The contribution of India in the drafting of the ‘New Urban Agenda’ has been quite less. Even as more comprehensive recommendations for revisions were proposed by other member states, India mostly gave short, cryptic comments voicing dissatisfaction over certain sections. India was in support of provisions to help refugees and migrants circumscribed by a proviso stating ‘where applicable as permitted by laws of the land’. A more generic commitment on the right to housing instead of one that denounced discrimination and forced evictions was proposed by India. Also, restrictions on rules that increased local government autonomy over taxes were also sought by India. The way in which India has been engaged in this draft is bound to attract concern about the government’s seriousness in empowering cities and their inhabitants.
Despite following an urban-centric development agenda seriously, the priorities of India do not seem to comply with those of the ‘New Urban Agenda’. The current urban policy framework adopted by India is not based on a method that offers ‘all inhabitants’ a ‘right to the city’. What is more interesting is that even as ‘smart cities’ form the major attraction of India’s urban agenda, only fleeting appearance has been made in the ‘New Urban Agenda’. Equity, inclusivity and sustainability are instead the regular themes (even though, much to the chagrin of some urban activists, it also uses the language of ‘leveraging’ agglomeration, competition and productivity
This shift in priorities hence poses questions about the appositeness of current urban development approach of India.
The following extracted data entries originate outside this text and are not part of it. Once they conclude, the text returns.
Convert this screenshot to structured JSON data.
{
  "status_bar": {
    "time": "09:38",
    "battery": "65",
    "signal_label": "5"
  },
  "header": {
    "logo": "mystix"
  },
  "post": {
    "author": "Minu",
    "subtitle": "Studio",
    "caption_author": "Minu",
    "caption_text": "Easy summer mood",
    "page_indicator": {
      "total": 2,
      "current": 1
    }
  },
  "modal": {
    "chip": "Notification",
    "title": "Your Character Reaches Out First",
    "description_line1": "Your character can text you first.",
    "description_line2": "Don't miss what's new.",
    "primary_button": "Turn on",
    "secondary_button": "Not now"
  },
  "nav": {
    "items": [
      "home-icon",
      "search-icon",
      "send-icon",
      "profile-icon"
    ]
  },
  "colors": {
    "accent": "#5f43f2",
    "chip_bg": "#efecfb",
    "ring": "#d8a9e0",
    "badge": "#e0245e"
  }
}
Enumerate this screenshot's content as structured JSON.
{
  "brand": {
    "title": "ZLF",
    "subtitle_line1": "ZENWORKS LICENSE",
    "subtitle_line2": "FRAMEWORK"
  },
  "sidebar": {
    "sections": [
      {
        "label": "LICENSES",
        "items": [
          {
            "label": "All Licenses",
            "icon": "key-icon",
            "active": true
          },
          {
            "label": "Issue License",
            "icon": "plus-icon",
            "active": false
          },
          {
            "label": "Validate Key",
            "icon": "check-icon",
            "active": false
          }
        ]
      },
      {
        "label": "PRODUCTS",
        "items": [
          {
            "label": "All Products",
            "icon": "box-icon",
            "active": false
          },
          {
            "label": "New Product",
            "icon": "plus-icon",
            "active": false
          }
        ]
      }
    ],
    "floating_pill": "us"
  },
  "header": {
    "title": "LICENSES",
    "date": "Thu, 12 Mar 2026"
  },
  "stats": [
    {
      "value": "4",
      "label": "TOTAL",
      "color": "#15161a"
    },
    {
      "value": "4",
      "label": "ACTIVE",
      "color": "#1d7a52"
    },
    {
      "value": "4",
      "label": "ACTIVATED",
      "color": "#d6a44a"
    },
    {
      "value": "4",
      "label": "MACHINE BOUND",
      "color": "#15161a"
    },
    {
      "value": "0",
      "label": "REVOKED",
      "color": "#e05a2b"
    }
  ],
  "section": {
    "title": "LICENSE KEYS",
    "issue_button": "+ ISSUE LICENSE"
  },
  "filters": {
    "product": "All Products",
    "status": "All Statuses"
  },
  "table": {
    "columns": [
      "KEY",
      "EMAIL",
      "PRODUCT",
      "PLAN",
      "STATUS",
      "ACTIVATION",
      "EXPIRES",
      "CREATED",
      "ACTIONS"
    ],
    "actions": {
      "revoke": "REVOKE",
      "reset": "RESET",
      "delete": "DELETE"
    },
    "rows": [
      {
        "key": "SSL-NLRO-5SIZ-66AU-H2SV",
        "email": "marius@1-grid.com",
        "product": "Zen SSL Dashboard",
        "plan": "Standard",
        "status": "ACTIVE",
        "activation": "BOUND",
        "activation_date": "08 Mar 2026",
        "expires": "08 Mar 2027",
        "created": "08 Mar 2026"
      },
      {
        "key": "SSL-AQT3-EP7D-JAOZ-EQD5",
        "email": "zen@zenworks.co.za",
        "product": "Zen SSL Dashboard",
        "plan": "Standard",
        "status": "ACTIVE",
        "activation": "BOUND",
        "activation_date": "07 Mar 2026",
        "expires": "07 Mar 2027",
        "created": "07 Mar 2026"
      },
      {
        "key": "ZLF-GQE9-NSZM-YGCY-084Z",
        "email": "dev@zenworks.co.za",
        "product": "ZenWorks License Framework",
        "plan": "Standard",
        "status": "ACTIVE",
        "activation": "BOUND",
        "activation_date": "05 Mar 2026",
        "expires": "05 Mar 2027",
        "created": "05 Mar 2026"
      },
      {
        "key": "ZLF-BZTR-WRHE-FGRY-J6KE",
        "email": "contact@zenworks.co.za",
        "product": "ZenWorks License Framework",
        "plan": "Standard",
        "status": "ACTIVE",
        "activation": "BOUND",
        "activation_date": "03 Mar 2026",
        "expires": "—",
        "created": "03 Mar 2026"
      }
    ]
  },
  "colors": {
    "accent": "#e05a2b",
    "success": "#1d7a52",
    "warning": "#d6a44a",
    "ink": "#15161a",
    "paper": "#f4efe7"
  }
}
The main question that arises is: Will the ‘New Urban Agenda’ will be able to create a paradigm shift in the way cities are built and governed? Because of its non-binding nature without solid mechanisms for application, its ability to effect change is limited. However, instead of dismissing it as hollow proclamations, India should consider whether it can harness some of its key ideas. For example, various policy papers on topics such as urban governance, municipal finance and urban spatial strategies are included in Habitat III proceedings. As proceduralism or adhocism mainly decides the course of decision-making processes in Indian cities, it is worthy to discover alternative strategies and processes. Even as India is expecting to have magnificent cities with good facilities, in contrast to present scenario, the ‘New Urban Agenda’ offers a normative framework for guiding India’s urban future.